Laura was exhausted, having just wrapped her latest reality show for Endemol, and was only here tonight on sufferance because Gabe had his eye on a future mastership.
‘Old Seb Saxton Brae can’t go on for ever,’ Gabe had informed Laura confidently after the New Year’s Day meet. ‘Wouldn’t you like to be married to the master of the West Swell Valley?’
Laura had pointed out that ‘old’ Seb was only in his forties, so actually younger than Gabriel, that he could perfectly well go on for ever, and that being married to a master of hounds was low on her list of fantasies, as it was for most women.
As so often, Gabe had ignored her and dragged them both up to Hatchings for tonight’s hunt ball, insisting Laura looked ‘gorgeous’ in her tatty old red evening dress from Monsoon, and claiming not to be able to see her undyed grey roots or the almighty bags under both her eyes.
‘I suppose the vicar had other things on his mind,’ Laura said to Graham Hewson, ‘what with Jenny about to pop.’
But the old man had stopped listening. Like everyone else, he’d turned to gawp at Henry Saxton Brae and Eva Gunnarson, who’d just walked in with their arms around each other, looking like a couple of movie stars.

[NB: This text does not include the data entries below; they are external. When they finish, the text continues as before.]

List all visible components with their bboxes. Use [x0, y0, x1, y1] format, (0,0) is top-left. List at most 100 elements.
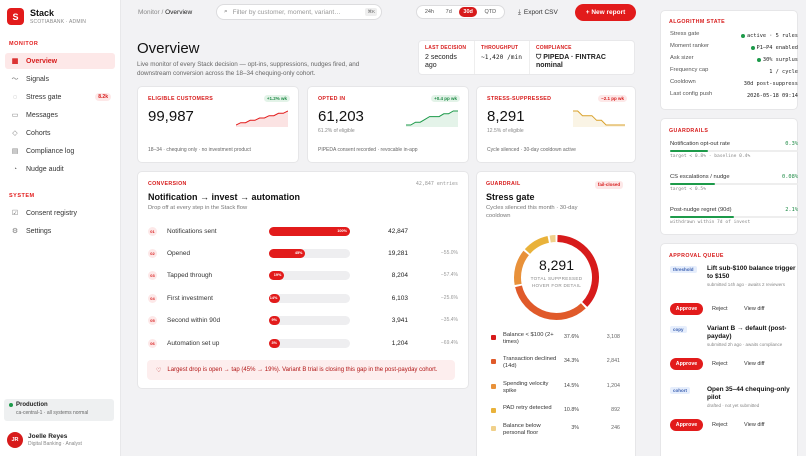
search-input[interactable]: ⌕ Filter by customer, moment, variant… ⌘…: [216, 4, 382, 20]
stat-throughput: THROUGHPUT ~1,420 /min: [475, 41, 530, 74]
breadcrumb-root[interactable]: Monitor: [138, 9, 160, 16]
approve-button[interactable]: Approve: [670, 358, 703, 370]
guardrail-metric[interactable]: Post-nudge regret (90d) 2.1% withdrawn wit…: [670, 207, 798, 225]
reject-button[interactable]: Reject: [712, 361, 728, 367]
sidebar-item-label: Messages: [26, 111, 58, 119]
suppression-donut-chart[interactable]: [510, 231, 603, 324]
brand-name: Stack: [30, 8, 55, 18]
fail-closed-chip: fail-closed: [595, 181, 623, 189]
sparkline-area: [573, 111, 625, 127]
guardrail-metric[interactable]: CS escalations / nudge 0.08% target < 0.5%: [670, 174, 798, 192]
reject-button[interactable]: Reject: [712, 306, 728, 312]
sidebar-item-label: Consent registry: [26, 209, 77, 217]
legend-count: 892: [611, 407, 620, 413]
algorithm-key: Moment ranker: [670, 43, 709, 49]
range-30d[interactable]: 30d: [459, 7, 477, 17]
kpi-opted-in: OPTED IN +0.4 pp wk 61,203 61.2% of elig…: [307, 86, 469, 163]
conversion-step[interactable]: 02 Opened 45% 19,281 −55.0%: [148, 246, 458, 260]
algorithm-row: Frequency cap 1 / cycle: [670, 67, 798, 77]
sidebar-item-cohorts[interactable]: ◇ Cohorts: [5, 125, 115, 141]
donut-segment[interactable]: [515, 285, 586, 320]
step-bar-fill: 100%: [269, 226, 350, 236]
conversion-step[interactable]: 06 Automation set up 3% 1,204 −69.4%: [148, 336, 458, 350]
approval-type-chip: cohort: [670, 387, 690, 394]
sidebar-item-messages[interactable]: ▭ Messages: [5, 107, 115, 123]
sidebar-item-compliance-log[interactable]: ▤ Compliance log: [5, 143, 115, 159]
sidebar-item-signals[interactable]: 〜 Signals: [5, 71, 115, 87]
sidebar-item-label: Cohorts: [26, 129, 51, 137]
donut-segment[interactable]: [514, 250, 530, 286]
algorithm-label: ALGORITHM STATE: [669, 19, 726, 25]
kpi-value: 61,203: [318, 108, 364, 125]
conversion-step[interactable]: 01 Notifications sent 100% 42,847: [148, 224, 458, 238]
algorithm-row: Last config push 2026-05-18 09:14: [670, 91, 798, 101]
step-bar-track: [269, 248, 350, 258]
stress-gate-sub: Cycles silenced this month · 30-day cool…: [486, 205, 578, 219]
sidebar: S Stack SCOTIABANK · ADMIN MONITOR ▦ Ove…: [0, 0, 121, 456]
reject-button[interactable]: Reject: [712, 422, 728, 428]
algorithm-row: Moment ranker P1–P4 enabled: [670, 43, 798, 53]
legend-row[interactable]: Spending velocity spike 14.5% 1,204: [490, 381, 620, 395]
donut-segment[interactable]: [549, 235, 556, 243]
approve-button[interactable]: Approve: [670, 419, 703, 431]
guardrail-target: target < 0.8% · baseline 0.4%: [670, 154, 751, 159]
donut-segment[interactable]: [557, 235, 599, 307]
range-24h[interactable]: 24h: [424, 9, 434, 15]
status-dot-icon: [740, 34, 745, 38]
range-7d[interactable]: 7d: [445, 9, 452, 15]
approve-button[interactable]: Approve: [670, 303, 703, 315]
guardrail-metric[interactable]: Notification opt-out rate 0.3% target < 0.…: [670, 141, 798, 159]
legend-name: Transaction declined (14d): [503, 356, 557, 369]
algorithm-value: P1–P4 enabled: [750, 43, 798, 53]
sidebar-item-label: Signals: [26, 75, 49, 83]
kpi-stress-suppressed: STRESS-SUPPRESSED −2.1 pp wk 8,291 12.5%…: [476, 86, 636, 163]
breadcrumb-current: Overview: [165, 9, 193, 16]
approval-title[interactable]: Variant B → default (post-payday): [707, 325, 787, 340]
step-name: First investment: [167, 294, 213, 302]
sidebar-item-label: Compliance log: [26, 147, 75, 155]
user-profile[interactable]: JR Joelle Reyes Digital Banking · Analys…: [7, 432, 82, 448]
view-diff-button[interactable]: View diff: [744, 361, 765, 367]
sparkline-line: [406, 110, 458, 126]
legend-swatch: [491, 384, 496, 389]
legend-row[interactable]: Balance < $100 (2+ times) 37.6% 3,108: [490, 332, 620, 346]
export-csv-button[interactable]: ⤓ Export CSV: [518, 9, 558, 17]
sidebar-item-nudge-audit[interactable]: ◔ Nudge audit: [5, 161, 115, 177]
approval-title[interactable]: Open 35–44 chequing-only pilot: [707, 386, 790, 401]
algorithm-row: Ask sizer 30% surplus: [670, 55, 798, 65]
view-diff-button[interactable]: View diff: [744, 306, 765, 312]
audit-icon: ◔: [12, 165, 18, 173]
step-count: 6,103: [391, 294, 408, 302]
legend-row[interactable]: Transaction declined (14d) 34.3% 2,841: [490, 356, 620, 370]
brand[interactable]: S Stack SCOTIABANK · ADMIN: [7, 8, 86, 25]
approval-title[interactable]: Lift sub-$100 balance trigger to $150: [707, 265, 796, 280]
conversion-step[interactable]: 03 Tapped through 19% 8,204 −57.4%: [148, 268, 458, 282]
sidebar-item-stress-gate[interactable]: ◌ Stress gate 8.2k: [5, 89, 115, 105]
kpi-sparkline: [236, 110, 288, 127]
sidebar-item-settings[interactable]: ⚙ Settings: [5, 223, 115, 239]
guardrail-target: target < 0.5%: [670, 187, 706, 192]
legend-count: 246: [611, 425, 620, 431]
algorithm-value-text: 2026-05-18 09:14: [746, 93, 798, 99]
sidebar-item-overview[interactable]: ▦ Overview: [5, 53, 115, 69]
conversion-step[interactable]: 05 Second within 90d 9% 3,941 −35.4%: [148, 313, 458, 327]
cohort-icon: ◇: [12, 130, 18, 137]
shield-icon: ⛉: [536, 54, 544, 61]
sidebar-item-consent-registry[interactable]: ☑ Consent registry: [5, 205, 115, 221]
algorithm-key: Stress gate: [670, 31, 700, 37]
donut-segment[interactable]: [524, 235, 550, 254]
step-number: 04: [148, 293, 157, 303]
legend-row[interactable]: Balance below personal floor 3% 246: [490, 423, 620, 437]
conversion-step[interactable]: 04 First investment 14% 6,103 −25.6%: [148, 291, 458, 305]
view-diff-button[interactable]: View diff: [744, 422, 765, 428]
range-qtd[interactable]: QTD: [484, 9, 497, 15]
legend-row[interactable]: PAD retry detected 10.8% 892: [490, 405, 620, 419]
gate-icon: ◌: [12, 93, 18, 101]
guardrail-name: Notification opt-out rate: [670, 141, 730, 147]
time-range-selector: 24h 7d 30d QTD: [416, 5, 505, 19]
guardrail-bar-fill: [670, 183, 715, 185]
approval-item: threshold Lift sub-$100 balance trigger t…: [670, 265, 800, 325]
legend-name: Balance below personal floor: [503, 423, 541, 436]
stat-label: COMPLIANCE: [536, 45, 572, 51]
new-report-button[interactable]: + New report: [575, 4, 636, 21]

Henry was his usual, dapper self, in an immaculately cut dinner jacket and evening trousers. His black hair positively gleamed in the candlelight, and his blue eyes danced whenever he looked at his stunning girlfriend, which was frequently. Eva, who would have looked heavenly in a sack, had positively outdone herself tonight in a cream and gold, floor-length Grecian gown, which seemed to shimmer when she moved, as if it were woven from pure light. Other than a demure scoop at the back, the fabric of the dress covered her entire body. But despite this, or perhaps because of it, the overall effect was phenomenally sexy, accentuating Eva’s every curve, her long legs and high, round breasts to perfection.
‘By God, that’s a beautiful woman,’ sighed Graham Hewson, with as much longing as a retired gardener in his eighties could muster.
‘Yes,’ agreed Laura, feeling older and frumpier than ever. ‘She’s divine, isn’t she?’